Research Project
9922848
Project Summary Ideally, the utilization of point-of-care (POC) diagnostics to facilitate early clinical decision-making for infectious disease agents requires compatibility in both developing and developed settings. Herein, we propose to exploit a novel localized surface plasmon resonance (LSPR) digital sensing technology to provide low cost, simple to use (single-step, no wash step assay), rapid (15-20 minutes), highly sensitive (<1ng/mL), and quantitative diagnostics compatible with a diverse range of POC settings and infectious diseases. The metallic thin-film sensors are composed of alternating layers of nano-structured gold and dielectric that emits a highly reproducible and stable plasmon upon exposure to white light that confers a distinct color to the thin-film. When specific biomarkers are localized to the sensor surface they interfere with the plasmon resulting in corresponding color changes that are digitally-monitored with a simple camera-based optical reader using RGB and proprietary algorithms to enable both high-sensitivity and precise quantification of a target biomolecule in a sample. Furthermore, unique to the LSPR sensing platform is the exceedingly short sensing range (localized at and extending a few tens of nm from the surface) that enables a single-step assay format (no wash necessary), which considerably simplifies disposable cartridge design.
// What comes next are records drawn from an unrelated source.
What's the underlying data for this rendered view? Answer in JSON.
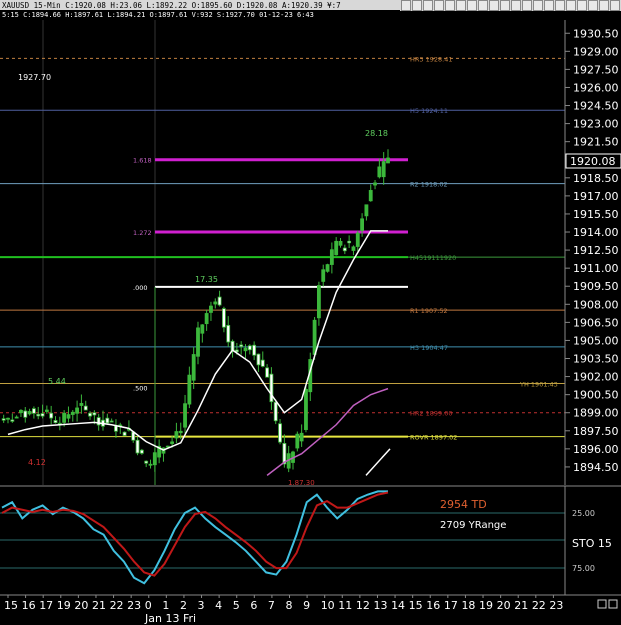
{
  "info_bar": {
    "text_line1": "XAUUSD 15-Min  C:1920.08 H:23.06 L:1892.22 O:1895.60 D:1920.08 A:1920.39 ¥:7",
    "text_line2": "5:15 C:1894.66 H:1897.61 L:1894.21 O:1897.61 V:932 S:1927.70 01-12-23 6:43"
  },
  "price_axis": {
    "ticks": [
      "1930.50",
      "1929.00",
      "1927.50",
      "1926.00",
      "1924.50",
      "1923.00",
      "1921.50",
      "1920.00",
      "1918.50",
      "1917.00",
      "1915.50",
      "1914.00",
      "1912.50",
      "1911.00",
      "1909.50",
      "1908.00",
      "1906.50",
      "1905.00",
      "1903.50",
      "1902.00",
      "1900.50",
      "1899.00",
      "1897.50",
      "1896.00",
      "1894.50"
    ],
    "current_price": "1920.08"
  },
  "time_axis": {
    "hour_labels": [
      "15",
      "16",
      "17",
      "19",
      "20",
      "21",
      "22",
      "23",
      "0",
      "1",
      "2",
      "3",
      "4",
      "5",
      "6",
      "7",
      "8",
      "9",
      "10",
      "11",
      "12",
      "13",
      "14",
      "15",
      "16",
      "17",
      "18",
      "19",
      "20",
      "21",
      "22",
      "23"
    ],
    "date_label": "Jan 13 Fri"
  },
  "annotations": {
    "prev_high_label": "1927.70",
    "fib_1618": "1.618",
    "fib_1272": "1.272",
    "fib_000": ".000",
    "fib_500": ".500",
    "swing_28": "28.18",
    "swing_17": "17.35",
    "swing_544": "5.44",
    "swing_412": "4.12",
    "swing_low": "1.87.30"
  },
  "levels": [
    {
      "label": "HR3 1928.41",
      "price": 1928.41,
      "color": "#c08040",
      "dash": true
    },
    {
      "label": "H5 1924.11",
      "price": 1924.11,
      "color": "#5060a0",
      "dash": false
    },
    {
      "label": "R2 1918.02",
      "price": 1918.02,
      "color": "#70a0c0",
      "dash": false
    },
    {
      "label": "H4519111920",
      "price": 1911.92,
      "color": "#3c9a3c",
      "dash": false
    },
    {
      "label": "R1 1907.52",
      "price": 1907.52,
      "color": "#c07840",
      "dash": false
    },
    {
      "label": "H3 1904.47",
      "price": 1904.47,
      "color": "#4090b0",
      "dash": false
    },
    {
      "label": "YH 1901.43",
      "price": 1901.43,
      "color": "#c0a040",
      "dash": false
    },
    {
      "label": "HR2 1899.00",
      "price": 1899.0,
      "color": "#c03030",
      "dash": true
    },
    {
      "label": "ROVR 1897.02",
      "price": 1897.02,
      "color": "#e0e040",
      "dash": false
    }
  ],
  "indicator": {
    "td_label": "2954 TD",
    "range_label": "2709 YRange",
    "sto_label": "STO  15",
    "level_25": "25.00",
    "level_75": "75.00",
    "colors": {
      "fast": "#40c0e0",
      "slow": "#c01818"
    }
  },
  "colors": {
    "background": "#000000",
    "bull_candle": "#3cb83c",
    "bear_candle": "#000000",
    "ma_fast": "#ffffff",
    "ma_slow": "#c060c0",
    "magenta_level": "#d020d0",
    "green_band": "#20c020",
    "yellow_band": "#e8e840",
    "white_band": "#ffffff"
  },
  "chart_data": {
    "type": "candlestick",
    "title": "",
    "ylim": [
      1893.5,
      1931.0
    ],
    "x": [
      "15",
      "16",
      "17",
      "19",
      "20",
      "21",
      "22",
      "23",
      "0",
      "1",
      "2",
      "3",
      "4",
      "5",
      "6",
      "7",
      "8",
      "9",
      "10",
      "11",
      "12",
      "13",
      "14"
    ],
    "close": [
      1898.4,
      1898.9,
      1899.1,
      1898.2,
      1899.6,
      1898.6,
      1897.9,
      1897.4,
      1894.7,
      1896.2,
      1897.8,
      1905.6,
      1908.6,
      1904.2,
      1904.6,
      1902.2,
      1894.4,
      1897.6,
      1909.9,
      1912.9,
      1912.8,
      1917.9,
      1920.08
    ],
    "fast_ma": [
      1897.2,
      1897.6,
      1897.9,
      1898.0,
      1898.1,
      1898.2,
      1898.0,
      1897.7,
      1896.6,
      1895.9,
      1896.5,
      1899.2,
      1902.2,
      1904.2,
      1903.2,
      1901.0,
      1899.0,
      1900.1,
      1904.9,
      1909.0,
      1911.7,
      1914.1,
      1914.1
    ],
    "slow_ma": [
      null,
      null,
      null,
      null,
      null,
      null,
      null,
      null,
      null,
      null,
      null,
      null,
      null,
      null,
      null,
      1893.8,
      1894.9,
      1895.6,
      1896.8,
      1898.0,
      1899.6,
      1900.5,
      1901.0
    ]
  }
}
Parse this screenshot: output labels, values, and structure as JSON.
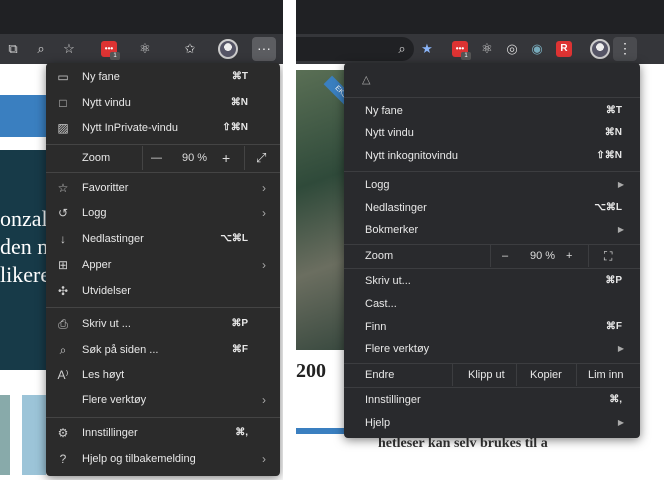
{
  "edge": {
    "items": [
      {
        "label": "Ny fane",
        "shortcut": "⌘T"
      },
      {
        "label": "Nytt vindu",
        "shortcut": "⌘N"
      },
      {
        "label": "Nytt InPrivate-vindu",
        "shortcut": "⇧⌘N"
      }
    ],
    "zoom": {
      "label": "Zoom",
      "minus": "—",
      "value": "90 %",
      "plus": "+"
    },
    "items2": [
      {
        "label": "Favoritter"
      },
      {
        "label": "Logg"
      },
      {
        "label": "Nedlastinger",
        "shortcut": "⌥⌘L"
      },
      {
        "label": "Apper"
      },
      {
        "label": "Utvidelser"
      }
    ],
    "items3": [
      {
        "label": "Skriv ut ...",
        "shortcut": "⌘P"
      },
      {
        "label": "Søk på siden ...",
        "shortcut": "⌘F"
      },
      {
        "label": "Les høyt"
      },
      {
        "label": "Flere verktøy"
      }
    ],
    "items4": [
      {
        "label": "Innstillinger",
        "shortcut": "⌘,"
      },
      {
        "label": "Hjelp og tilbakemelding"
      }
    ],
    "page_text": [
      "onzal",
      "den n",
      "likere"
    ],
    "ext_badge": "1",
    "more_glyph": "···"
  },
  "chrome": {
    "items": [
      {
        "label": "Ny fane",
        "shortcut": "⌘T"
      },
      {
        "label": "Nytt vindu",
        "shortcut": "⌘N"
      },
      {
        "label": "Nytt inkognitovindu",
        "shortcut": "⇧⌘N"
      }
    ],
    "items2": [
      {
        "label": "Logg"
      },
      {
        "label": "Nedlastinger",
        "shortcut": "⌥⌘L"
      },
      {
        "label": "Bokmerker"
      }
    ],
    "zoom": {
      "label": "Zoom",
      "minus": "–",
      "value": "90 %",
      "plus": "+"
    },
    "items3": [
      {
        "label": "Skriv ut...",
        "shortcut": "⌘P"
      },
      {
        "label": "Cast..."
      },
      {
        "label": "Finn",
        "shortcut": "⌘F"
      },
      {
        "label": "Flere verktøy"
      }
    ],
    "edit": {
      "label": "Endre",
      "cut": "Klipp ut",
      "copy": "Kopier",
      "paste": "Lim inn"
    },
    "items4": [
      {
        "label": "Innstillinger",
        "shortcut": "⌘,"
      },
      {
        "label": "Hjelp"
      }
    ],
    "page_number": "200",
    "page_snippet": "hetleser kan selv brukes til a",
    "ribbon": "EKST",
    "ext_badge": "1",
    "ext_r": "R",
    "more_glyph": "⋮"
  }
}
In this proposal we detail plans to provide POC diagnostics for acute dengue and Zika virus infection. The sensors will be integrated into a small fluidic assay cartridge that utilizes simple passive capillary action to move sample to the sensing region to selectively detect flavivirus specific NS1 proteins from serum in a rapid 20 minute assay format. We further propose herein to provide a versatile, low cost and robust hand-held portable camera-based digital reader compatible across a diverse range of POC settings. The reader will contain blue-tooth and Wi-Fi functionality, and a user-friendly interface with proprietary software to detect and quantify the LSPR signal / viral NS1 antigen. Prototype diagnostics will be validated against dengue and Zika patient serum samples to determine sensitivity. Furthermore, the dengue and Zika patient samples as well as normal and other infectious disease serum samples will be used to test for cross-reactivity (i.e. specificity). The goal is to provide a working alpha-prototype that demonstrates ?90% sensitivity and specificity.